APA national president and physiotherapist Marcus Dripps said now was the time to review occupational health and safety procedures to ensure a safe year ahead.
“While workplace injuries are on the decline, each year we spend billions of dollars on work-related injury and illnesses, many of which should be prevented. And tradies are among those highest at risk,” Dripps said.
“This is the time of year to review your safety procedures, retrain and educate your staff, develop a supportive return-to-work culture, and make sure you’ve got the best measures in place to prevent injuries.”
Research shows one in five serious workplace-related injuries involve a tradie.
Sprains and strains (42%) and musculoskeletal disorders (14%) are also the two highest work-related injury or disease claims, with body stress (40%) being one of the prime cause for these injuries.
Tradies are also among one of the largest proportions of occupations with the highest incidence of early retirement.
“If you do injure yourself, our message is simple: stop ignoring aches and pains and seek treatment immediately,” Dripps said.
“Often we’ll see tradies with injuries that could’ve been managed well before they became serious. It’s unfortunately a common mentality of the sector that needs to change.”
The APA is urging trade workplaces to make health and safety a priority and confirm their involvement in Tradies National Health Month for 2015.
Dripps has also shared the APA’s tips for preventing long-term disability and work loss by:
1. Intervening early and identifying needs
Seeing a health professional like an APA physiotherapist is important for identifying the injury, seeking initial treatment, and referring to appropriate management immediately.
2. Evaluating and treating clinically
Clinically evaluating and providing a range of physiotherapy treatments can potentially reduce disability and promote return to activity, including work.
3. Focussing on early return to work and work maintenance outcomes
Research shows greater return-to-work success with programs that include workplace arrangements aimed at facilitating return to work.

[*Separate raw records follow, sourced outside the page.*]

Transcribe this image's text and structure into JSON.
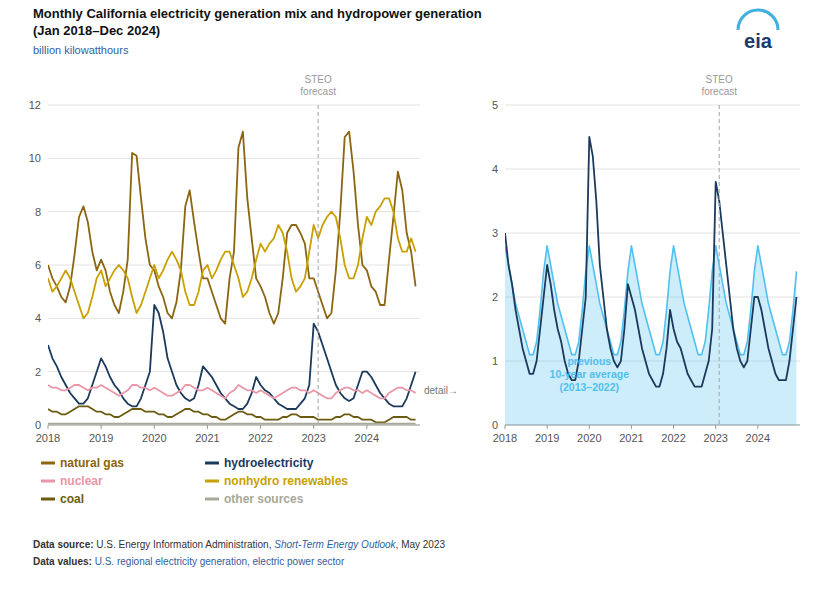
{
  "chart_data": [
    {
      "type": "line",
      "title": "Monthly California electricity generation mix and hydropower generation",
      "subtitle": "(Jan 2018–Dec 2024)",
      "y_label": "billion kilowatthours",
      "logo": "eia",
      "legend": "bottom",
      "grid": true,
      "xlim": [
        2018,
        2025.0
      ],
      "xticks": [
        2018,
        2019,
        2020,
        2021,
        2022,
        2023,
        2024
      ],
      "ylim": [
        0,
        12
      ],
      "yticks": [
        0,
        2,
        4,
        6,
        8,
        10,
        12
      ],
      "x": [
        2018,
        2018.0833333333333,
        2018.1666666666667,
        2018.25,
        2018.3333333333333,
        2018.4166666666667,
        2018.5,
        2018.5833333333333,
        2018.6666666666667,
        2018.75,
        2018.8333333333333,
        2018.9166666666667,
        2019,
        2019.0833333333333,
        2019.1666666666667,
        2019.25,
        2019.3333333333333,
        2019.4166666666667,
        2019.5,
        2019.5833333333333,
        2019.6666666666667,
        2019.75,
        2019.8333333333333,
        2019.9166666666667,
        2020,
        2020.0833333333333,
        2020.1666666666667,
        2020.25,
        2020.3333333333333,
        2020.4166666666667,
        2020.5,
        2020.5833333333333,
        2020.6666666666667,
        2020.75,
        2020.8333333333333,
        2020.9166666666667,
        2021,
        2021.0833333333333,
        2021.1666666666667,
        2021.25,
        2021.3333333333333,
        2021.4166666666667,
        2021.5,
        2021.5833333333333,
        2021.6666666666667,
        2021.75,
        2021.8333333333333,
        2021.9166666666667,
        2022,
        2022.0833333333333,
        2022.1666666666667,
        2022.25,
        2022.3333333333333,
        2022.4166666666667,
        2022.5,
        2022.5833333333333,
        2022.6666666666667,
        2022.75,
        2022.8333333333333,
        2022.9166666666667,
        2023,
        2023.0833333333333,
        2023.1666666666667,
        2023.25,
        2023.3333333333333,
        2023.4166666666667,
        2023.5,
        2023.5833333333333,
        2023.6666666666667,
        2023.75,
        2023.8333333333333,
        2023.9166666666667,
        2024,
        2024.0833333333333,
        2024.1666666666667,
        2024.25,
        2024.3333333333333,
        2024.4166666666667,
        2024.5,
        2024.5833333333333,
        2024.6666666666667,
        2024.75,
        2024.8333333333333,
        2024.9166666666667
      ],
      "series": [
        {
          "name": "natural gas",
          "color": "#8B6510",
          "values": [
            6.0,
            5.5,
            5.2,
            4.8,
            4.6,
            5.2,
            6.4,
            7.8,
            8.2,
            7.6,
            6.5,
            5.8,
            6.2,
            5.8,
            5.0,
            4.5,
            4.2,
            5.0,
            6.2,
            10.2,
            10.1,
            8.5,
            7.0,
            6.0,
            5.8,
            5.2,
            4.8,
            4.2,
            4.0,
            4.6,
            5.8,
            8.2,
            8.8,
            7.6,
            6.5,
            5.5,
            5.5,
            5.0,
            4.5,
            4.0,
            3.8,
            5.5,
            6.5,
            10.4,
            11.0,
            8.5,
            7.0,
            5.5,
            5.2,
            4.8,
            4.2,
            3.8,
            4.2,
            5.5,
            7.2,
            7.5,
            7.5,
            7.2,
            6.8,
            5.5,
            5.5,
            5.0,
            4.5,
            4.0,
            4.2,
            5.8,
            8.0,
            10.8,
            11.0,
            9.5,
            7.5,
            6.0,
            5.8,
            5.2,
            5.0,
            4.5,
            4.5,
            6.2,
            7.8,
            9.5,
            8.8,
            7.2,
            6.5,
            5.2
          ]
        },
        {
          "name": "nonhydro renewables",
          "color": "#C8A000",
          "values": [
            5.5,
            5.0,
            5.2,
            5.5,
            5.8,
            5.5,
            5.0,
            4.5,
            4.0,
            4.2,
            4.8,
            5.5,
            5.8,
            5.2,
            5.5,
            5.8,
            6.0,
            5.8,
            5.5,
            4.8,
            4.2,
            4.5,
            5.0,
            5.5,
            6.0,
            5.5,
            5.8,
            6.2,
            6.5,
            6.2,
            5.8,
            5.0,
            4.5,
            4.5,
            5.0,
            5.8,
            6.0,
            5.5,
            5.8,
            6.2,
            6.5,
            6.5,
            6.0,
            5.5,
            4.8,
            5.0,
            5.5,
            6.2,
            6.8,
            6.5,
            6.8,
            7.0,
            7.5,
            7.2,
            6.5,
            5.5,
            5.0,
            5.2,
            5.5,
            6.5,
            7.5,
            7.0,
            7.5,
            7.8,
            8.0,
            7.8,
            7.0,
            6.0,
            5.5,
            5.5,
            6.0,
            7.0,
            7.8,
            7.5,
            8.0,
            8.2,
            8.5,
            8.5,
            8.0,
            7.0,
            6.5,
            6.5,
            7.0,
            6.5
          ]
        },
        {
          "name": "hydroelectricity",
          "color": "#1B3A5C",
          "values": [
            3.0,
            2.5,
            2.2,
            1.8,
            1.5,
            1.2,
            1.0,
            0.8,
            0.8,
            1.0,
            1.5,
            2.0,
            2.5,
            2.2,
            1.8,
            1.5,
            1.3,
            1.0,
            0.8,
            0.7,
            0.7,
            1.0,
            1.5,
            2.0,
            4.5,
            4.2,
            3.5,
            2.5,
            2.0,
            1.5,
            1.2,
            1.0,
            0.9,
            1.0,
            1.5,
            2.2,
            2.0,
            1.8,
            1.5,
            1.2,
            1.0,
            0.8,
            0.7,
            0.6,
            0.6,
            0.8,
            1.2,
            1.8,
            1.5,
            1.3,
            1.2,
            1.0,
            0.8,
            0.7,
            0.6,
            0.6,
            0.6,
            0.8,
            1.0,
            1.5,
            3.8,
            3.5,
            3.0,
            2.5,
            2.0,
            1.5,
            1.2,
            1.0,
            0.9,
            1.0,
            1.5,
            2.0,
            2.0,
            1.8,
            1.5,
            1.2,
            1.0,
            0.8,
            0.7,
            0.7,
            0.7,
            1.0,
            1.5,
            2.0
          ]
        },
        {
          "name": "nuclear",
          "color": "#E896A8",
          "values": [
            1.5,
            1.4,
            1.4,
            1.3,
            1.3,
            1.4,
            1.5,
            1.5,
            1.4,
            1.3,
            1.4,
            1.4,
            1.5,
            1.4,
            1.3,
            1.2,
            1.1,
            1.2,
            1.3,
            1.5,
            1.5,
            1.4,
            1.4,
            1.3,
            1.4,
            1.3,
            1.2,
            1.1,
            1.1,
            1.2,
            1.3,
            1.5,
            1.5,
            1.4,
            1.3,
            1.3,
            1.4,
            1.3,
            1.2,
            1.1,
            1.0,
            1.2,
            1.3,
            1.5,
            1.4,
            1.3,
            1.3,
            1.2,
            1.3,
            1.2,
            1.1,
            1.0,
            1.1,
            1.2,
            1.3,
            1.4,
            1.4,
            1.3,
            1.3,
            1.2,
            1.3,
            1.2,
            1.1,
            1.0,
            1.0,
            1.2,
            1.3,
            1.4,
            1.4,
            1.3,
            1.3,
            1.2,
            1.3,
            1.2,
            1.1,
            1.0,
            1.0,
            1.2,
            1.3,
            1.4,
            1.4,
            1.3,
            1.3,
            1.2
          ]
        },
        {
          "name": "coal",
          "color": "#6B5B10",
          "values": [
            0.6,
            0.5,
            0.5,
            0.4,
            0.4,
            0.5,
            0.6,
            0.7,
            0.7,
            0.7,
            0.6,
            0.5,
            0.5,
            0.4,
            0.4,
            0.3,
            0.3,
            0.4,
            0.5,
            0.6,
            0.6,
            0.6,
            0.5,
            0.5,
            0.5,
            0.4,
            0.4,
            0.3,
            0.3,
            0.4,
            0.5,
            0.6,
            0.6,
            0.5,
            0.5,
            0.4,
            0.4,
            0.3,
            0.3,
            0.2,
            0.2,
            0.3,
            0.4,
            0.5,
            0.5,
            0.4,
            0.4,
            0.3,
            0.3,
            0.2,
            0.2,
            0.2,
            0.2,
            0.3,
            0.3,
            0.4,
            0.4,
            0.3,
            0.3,
            0.3,
            0.3,
            0.2,
            0.2,
            0.2,
            0.2,
            0.3,
            0.3,
            0.4,
            0.4,
            0.3,
            0.3,
            0.2,
            0.2,
            0.2,
            0.1,
            0.1,
            0.1,
            0.2,
            0.3,
            0.3,
            0.3,
            0.3,
            0.2,
            0.2
          ]
        },
        {
          "name": "other sources",
          "color": "#A8A898",
          "values": [
            0.05,
            0.05,
            0.05,
            0.05,
            0.05,
            0.05,
            0.05,
            0.05,
            0.05,
            0.05,
            0.05,
            0.05,
            0.05,
            0.05,
            0.05,
            0.05,
            0.05,
            0.05,
            0.05,
            0.05,
            0.05,
            0.05,
            0.05,
            0.05,
            0.05,
            0.05,
            0.05,
            0.05,
            0.05,
            0.05,
            0.05,
            0.05,
            0.05,
            0.05,
            0.05,
            0.05,
            0.05,
            0.05,
            0.05,
            0.05,
            0.05,
            0.05,
            0.05,
            0.05,
            0.05,
            0.05,
            0.05,
            0.05,
            0.05,
            0.05,
            0.05,
            0.05,
            0.05,
            0.05,
            0.05,
            0.05,
            0.05,
            0.05,
            0.05,
            0.05,
            0.05,
            0.05,
            0.05,
            0.05,
            0.05,
            0.05,
            0.05,
            0.05,
            0.05,
            0.05,
            0.05,
            0.05,
            0.05,
            0.05,
            0.05,
            0.05,
            0.05,
            0.05,
            0.05,
            0.05,
            0.05,
            0.05,
            0.05,
            0.05
          ]
        }
      ],
      "annotations": [
        {
          "text": "detail→"
        },
        {
          "text": "STEO\nforecast",
          "x": 2023.0833333333333
        }
      ],
      "footer": [
        [
          "Data source: ",
          "U.S. Energy Information Administration, ",
          "Short-Term Energy Outlook",
          ", May 2023"
        ],
        [
          "Data values: ",
          "U.S. regional electricity generation, electric power sector"
        ]
      ]
    },
    {
      "type": "line",
      "grid": true,
      "xlim": [
        2018,
        2025.0
      ],
      "xticks": [
        2018,
        2019,
        2020,
        2021,
        2022,
        2023,
        2024
      ],
      "ylim": [
        0,
        5
      ],
      "yticks": [
        0,
        1,
        2,
        3,
        4,
        5
      ],
      "x": [
        2018,
        2018.0833333333333,
        2018.1666666666667,
        2018.25,
        2018.3333333333333,
        2018.4166666666667,
        2018.5,
        2018.5833333333333,
        2018.6666666666667,
        2018.75,
        2018.8333333333333,
        2018.9166666666667,
        2019,
        2019.0833333333333,
        2019.1666666666667,
        2019.25,
        2019.3333333333333,
        2019.4166666666667,
        2019.5,
        2019.5833333333333,
        2019.6666666666667,
        2019.75,
        2019.8333333333333,
        2019.9166666666667,
        2020,
        2020.0833333333333,
        2020.1666666666667,
        2020.25,
        2020.3333333333333,
        2020.4166666666667,
        2020.5,
        2020.5833333333333,
        2020.6666666666667,
        2020.75,
        2020.8333333333333,
        2020.9166666666667,
        2021,
        2021.0833333333333,
        2021.1666666666667,
        2021.25,
        2021.3333333333333,
        2021.4166666666667,
        2021.5,
        2021.5833333333333,
        2021.6666666666667,
        2021.75,
        2021.8333333333333,
        2021.9166666666667,
        2022,
        2022.0833333333333,
        2022.1666666666667,
        2022.25,
        2022.3333333333333,
        2022.4166666666667,
        2022.5,
        2022.5833333333333,
        2022.6666666666667,
        2022.75,
        2022.8333333333333,
        2022.9166666666667,
        2023,
        2023.0833333333333,
        2023.1666666666667,
        2023.25,
        2023.3333333333333,
        2023.4166666666667,
        2023.5,
        2023.5833333333333,
        2023.6666666666667,
        2023.75,
        2023.8333333333333,
        2023.9166666666667,
        2024,
        2024.0833333333333,
        2024.1666666666667,
        2024.25,
        2024.3333333333333,
        2024.4166666666667,
        2024.5,
        2024.5833333333333,
        2024.6666666666667,
        2024.75,
        2024.8333333333333,
        2024.9166666666667
      ],
      "series": [
        {
          "name": "previous\n10-year average\n(2013–2022)",
          "type": "area",
          "color": "#50C0F0",
          "values": [
            2.8,
            2.5,
            2.2,
            1.9,
            1.7,
            1.5,
            1.3,
            1.1,
            1.1,
            1.3,
            1.8,
            2.4,
            2.8,
            2.5,
            2.2,
            1.9,
            1.7,
            1.5,
            1.3,
            1.1,
            1.1,
            1.3,
            1.8,
            2.4,
            2.8,
            2.5,
            2.2,
            1.9,
            1.7,
            1.5,
            1.3,
            1.1,
            1.1,
            1.3,
            1.8,
            2.4,
            2.8,
            2.5,
            2.2,
            1.9,
            1.7,
            1.5,
            1.3,
            1.1,
            1.1,
            1.3,
            1.8,
            2.4,
            2.8,
            2.5,
            2.2,
            1.9,
            1.7,
            1.5,
            1.3,
            1.1,
            1.1,
            1.3,
            1.8,
            2.4,
            2.8,
            2.5,
            2.2,
            1.9,
            1.7,
            1.5,
            1.3,
            1.1,
            1.1,
            1.3,
            1.8,
            2.4,
            2.8,
            2.5,
            2.2,
            1.9,
            1.7,
            1.5,
            1.3,
            1.1,
            1.1,
            1.3,
            1.8,
            2.4
          ]
        },
        {
          "color": "#1B3A5C",
          "values": [
            3.0,
            2.5,
            2.2,
            1.8,
            1.5,
            1.2,
            1.0,
            0.8,
            0.8,
            1.0,
            1.5,
            2.0,
            2.5,
            2.2,
            1.8,
            1.5,
            1.3,
            1.0,
            0.8,
            0.7,
            0.7,
            1.0,
            1.5,
            2.0,
            4.5,
            4.2,
            3.5,
            2.5,
            2.0,
            1.5,
            1.2,
            1.0,
            0.9,
            1.0,
            1.5,
            2.2,
            2.0,
            1.8,
            1.5,
            1.2,
            1.0,
            0.8,
            0.7,
            0.6,
            0.6,
            0.8,
            1.2,
            1.8,
            1.5,
            1.3,
            1.2,
            1.0,
            0.8,
            0.7,
            0.6,
            0.6,
            0.6,
            0.8,
            1.0,
            1.5,
            3.8,
            3.5,
            3.0,
            2.5,
            2.0,
            1.5,
            1.2,
            1.0,
            0.9,
            1.0,
            1.5,
            2.0,
            2.0,
            1.8,
            1.5,
            1.2,
            1.0,
            0.8,
            0.7,
            0.7,
            0.7,
            1.0,
            1.5,
            2.0
          ]
        }
      ],
      "annotations": [
        {
          "text": "STEO\nforecast",
          "x": 2023.0833333333333
        }
      ]
    }
  ]
}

4. Developing a supportive workplace culture
Studies on people six months post-surgery has shown the rate of return to work was nearly twice as high for workers who perceived a higher level of ‘people-oriented culture’ in the workplace and higher safety culture including ‘active safety leadership’
5. Developing targeted education and self-managed active rehabilitation
Providing active rehabilitation such as graded physical exercise and resuming activities workers may have stopped using active coping strategies early also helps. Physiotherapists are well placed to inform, educate, guide and support the worker to restore function and achieve timely and effective return to work.
6. Integrating into the workplace
The best return to work results comes from incorporating the program into the workplace and providing worksite ergonomic assessments. Workplace interventions lead to almost two and a half times faster results for returning to work.
7. Monitoring and reviewing regularly
Monitoring and reviewing the worker’s progress against return to work goals and risk factors is important. Physiotherapists can match suitable duties to the worker’s capabilities and implement regular upgrading of work hours and suitable duties to assist in recovery.
8. Evaluating the outcomes
It’s important to evaluate the results and incorporate what’s been learnt into workplace occupational health and safety programs to prevent similar incidences occurring.